Premier volume d’une trilogie sur la dynastie familiale des Koechlin, famille d’entrepreneurs industriels alsaciens, cette BD nous plonge au cœur de l’âge industriel en France. Nous suivons le destin de Nicolas Koechlin, patriarche autoritaire et ambitieux, chef d’entreprise et politicien d’envergure, et à travers lui, le destin de ses enfants. Destin évidemment tracé par un père emblématique de la bourgeoisie industrielle de l’époque.

A travers ce parcours, somme toute assez classique d’un homme visionnaire de cette période, la BD aborde de multiples thèmes qui nous permettent une réelle plongée sociale et complexifient une « simple » histoire familiale et régionale. A travers le modèle familial bourgeois sont évoqués pêle-mêle les rôles de la femme bourgeoise, entre une mère peu présente et une fille, enseignante dévouée pour les enfants d’ouvriers, qui essaie d’échapper à l’étreinte paternelle et à un futur mariage arrangé ; les ambitions contraintes d’un père envers son fils, futur héritier de la société ; les trajectoires d’un cadet de famille pour se faire une place au soleil.

Mais cette BD, c’est aussi une évocation précise et détaillée de la vie sordide des ouvriers, entre mépris patronal, luttes de classes pour reprendre le vocabulaire marxiste de l’époque, éducation des enfants, violence physique et morale de la vie à l’usine, maladies et problèmes physiques.

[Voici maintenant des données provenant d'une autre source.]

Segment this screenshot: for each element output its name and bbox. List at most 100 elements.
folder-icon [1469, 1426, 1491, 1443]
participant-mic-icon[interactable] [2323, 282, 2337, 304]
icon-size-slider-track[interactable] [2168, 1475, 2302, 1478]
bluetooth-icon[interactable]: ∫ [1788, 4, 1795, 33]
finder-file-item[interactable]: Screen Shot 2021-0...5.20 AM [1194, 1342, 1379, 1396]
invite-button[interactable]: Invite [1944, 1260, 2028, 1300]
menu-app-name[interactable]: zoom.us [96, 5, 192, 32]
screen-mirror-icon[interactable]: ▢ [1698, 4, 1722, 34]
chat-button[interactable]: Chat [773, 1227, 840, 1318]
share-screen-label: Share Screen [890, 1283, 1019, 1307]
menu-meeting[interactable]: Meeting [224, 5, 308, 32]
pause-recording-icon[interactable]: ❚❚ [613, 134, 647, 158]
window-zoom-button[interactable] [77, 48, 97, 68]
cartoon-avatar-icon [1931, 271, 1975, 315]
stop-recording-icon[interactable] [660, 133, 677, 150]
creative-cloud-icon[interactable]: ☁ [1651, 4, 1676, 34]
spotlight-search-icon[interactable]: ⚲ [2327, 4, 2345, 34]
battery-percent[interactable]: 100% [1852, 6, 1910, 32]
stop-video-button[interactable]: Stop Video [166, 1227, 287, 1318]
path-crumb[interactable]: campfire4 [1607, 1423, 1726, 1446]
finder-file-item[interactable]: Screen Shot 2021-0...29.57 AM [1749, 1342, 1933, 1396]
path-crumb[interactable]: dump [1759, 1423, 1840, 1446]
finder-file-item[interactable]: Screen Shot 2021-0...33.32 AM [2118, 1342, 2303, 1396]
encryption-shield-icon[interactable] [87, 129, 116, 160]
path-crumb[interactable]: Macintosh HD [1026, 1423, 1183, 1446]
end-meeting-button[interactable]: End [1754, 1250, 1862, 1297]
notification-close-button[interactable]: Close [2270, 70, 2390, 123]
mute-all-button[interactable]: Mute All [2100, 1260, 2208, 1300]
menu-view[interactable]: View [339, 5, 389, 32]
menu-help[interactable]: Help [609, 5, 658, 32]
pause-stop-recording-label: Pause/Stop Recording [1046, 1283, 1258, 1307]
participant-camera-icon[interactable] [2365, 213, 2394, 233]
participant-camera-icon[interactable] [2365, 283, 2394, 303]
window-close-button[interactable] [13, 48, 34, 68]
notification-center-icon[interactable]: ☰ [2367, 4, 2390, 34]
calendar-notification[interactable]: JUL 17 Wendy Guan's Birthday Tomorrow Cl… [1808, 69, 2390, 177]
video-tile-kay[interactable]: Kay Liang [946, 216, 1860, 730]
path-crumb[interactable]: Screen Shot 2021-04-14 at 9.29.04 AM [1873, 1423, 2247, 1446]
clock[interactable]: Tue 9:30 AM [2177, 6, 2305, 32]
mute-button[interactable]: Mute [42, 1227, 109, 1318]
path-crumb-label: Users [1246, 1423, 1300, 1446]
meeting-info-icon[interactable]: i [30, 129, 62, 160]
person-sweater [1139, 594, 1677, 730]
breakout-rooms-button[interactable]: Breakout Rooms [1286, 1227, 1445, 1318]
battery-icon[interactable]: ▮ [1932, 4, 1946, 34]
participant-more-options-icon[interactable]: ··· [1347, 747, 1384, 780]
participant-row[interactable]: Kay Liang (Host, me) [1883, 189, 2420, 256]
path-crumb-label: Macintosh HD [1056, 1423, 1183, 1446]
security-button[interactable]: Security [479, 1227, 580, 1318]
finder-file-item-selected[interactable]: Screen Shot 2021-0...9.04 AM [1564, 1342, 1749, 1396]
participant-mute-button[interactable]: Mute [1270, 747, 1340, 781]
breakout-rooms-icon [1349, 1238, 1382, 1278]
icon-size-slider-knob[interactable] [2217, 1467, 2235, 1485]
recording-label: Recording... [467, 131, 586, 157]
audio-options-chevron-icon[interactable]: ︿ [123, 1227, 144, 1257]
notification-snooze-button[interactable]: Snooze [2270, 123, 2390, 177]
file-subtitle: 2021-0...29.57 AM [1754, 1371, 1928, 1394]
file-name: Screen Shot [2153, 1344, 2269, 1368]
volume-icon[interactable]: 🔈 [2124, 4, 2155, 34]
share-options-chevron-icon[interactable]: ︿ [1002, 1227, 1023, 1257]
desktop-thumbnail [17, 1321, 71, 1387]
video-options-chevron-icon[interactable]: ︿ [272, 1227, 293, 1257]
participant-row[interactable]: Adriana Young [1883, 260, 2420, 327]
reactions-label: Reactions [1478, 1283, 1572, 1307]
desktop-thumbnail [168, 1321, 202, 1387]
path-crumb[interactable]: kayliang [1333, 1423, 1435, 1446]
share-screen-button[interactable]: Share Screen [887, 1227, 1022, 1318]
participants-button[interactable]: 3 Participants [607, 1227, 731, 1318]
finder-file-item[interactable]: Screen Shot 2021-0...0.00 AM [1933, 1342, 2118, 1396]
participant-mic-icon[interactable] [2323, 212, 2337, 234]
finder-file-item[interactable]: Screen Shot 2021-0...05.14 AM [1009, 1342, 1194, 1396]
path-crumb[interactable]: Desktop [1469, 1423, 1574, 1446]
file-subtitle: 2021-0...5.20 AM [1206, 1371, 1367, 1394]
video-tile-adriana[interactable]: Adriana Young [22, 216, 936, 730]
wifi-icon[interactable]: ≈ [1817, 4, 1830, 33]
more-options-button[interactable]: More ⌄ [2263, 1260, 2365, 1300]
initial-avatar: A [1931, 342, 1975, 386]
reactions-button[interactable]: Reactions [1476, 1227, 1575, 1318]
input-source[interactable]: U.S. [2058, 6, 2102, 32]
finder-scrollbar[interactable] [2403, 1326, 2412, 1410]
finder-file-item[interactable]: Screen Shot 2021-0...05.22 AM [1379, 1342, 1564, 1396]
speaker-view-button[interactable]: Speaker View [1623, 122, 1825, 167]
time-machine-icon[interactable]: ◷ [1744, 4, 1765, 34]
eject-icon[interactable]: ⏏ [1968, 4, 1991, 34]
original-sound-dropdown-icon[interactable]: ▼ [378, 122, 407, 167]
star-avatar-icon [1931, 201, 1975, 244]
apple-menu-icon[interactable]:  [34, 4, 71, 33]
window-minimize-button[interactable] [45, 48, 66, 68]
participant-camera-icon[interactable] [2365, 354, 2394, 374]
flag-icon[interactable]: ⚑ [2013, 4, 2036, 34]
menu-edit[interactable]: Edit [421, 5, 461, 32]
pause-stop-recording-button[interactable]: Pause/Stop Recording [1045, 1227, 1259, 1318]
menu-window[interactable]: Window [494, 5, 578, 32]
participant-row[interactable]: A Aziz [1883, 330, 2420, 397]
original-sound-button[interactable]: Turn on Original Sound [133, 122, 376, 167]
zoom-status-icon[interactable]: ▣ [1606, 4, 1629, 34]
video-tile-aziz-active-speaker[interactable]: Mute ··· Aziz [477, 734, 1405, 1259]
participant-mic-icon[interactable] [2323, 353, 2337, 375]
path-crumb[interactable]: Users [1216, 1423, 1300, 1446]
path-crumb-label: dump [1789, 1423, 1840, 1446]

Enfin, cette œuvre nous fait rentrer dans la lutte technologique, économique, politique entre industriels français dans une quête de prestige personnel et familial quant aux innovations en cours à cette époque. C’est aussi le contexte d’une lutte géopolitique et géoéconomique entre France et Angleterre.

Cette BD s’adresse à un public très large. Le style de Florent Brossard, très brut, est en adéquation avec les imaginaires que l’on peut se faire de l’époque et parlera à tous. C’est-à-dire qu’il ne faut pas être un passionné de train pour apprécier une œuvre qui dépasse largement ce thème. Elle est idéale dans le cadre des programmes de 4e ou de 1ère où l’âge industriel est évoqué, à la fois pour les professeurs et les élèves. D’autant plus que les auteurs ont complété leur travail avec un cahier documentaire réalisé par la Cité du Train et les archives de Mulhouse très utile et pertinent.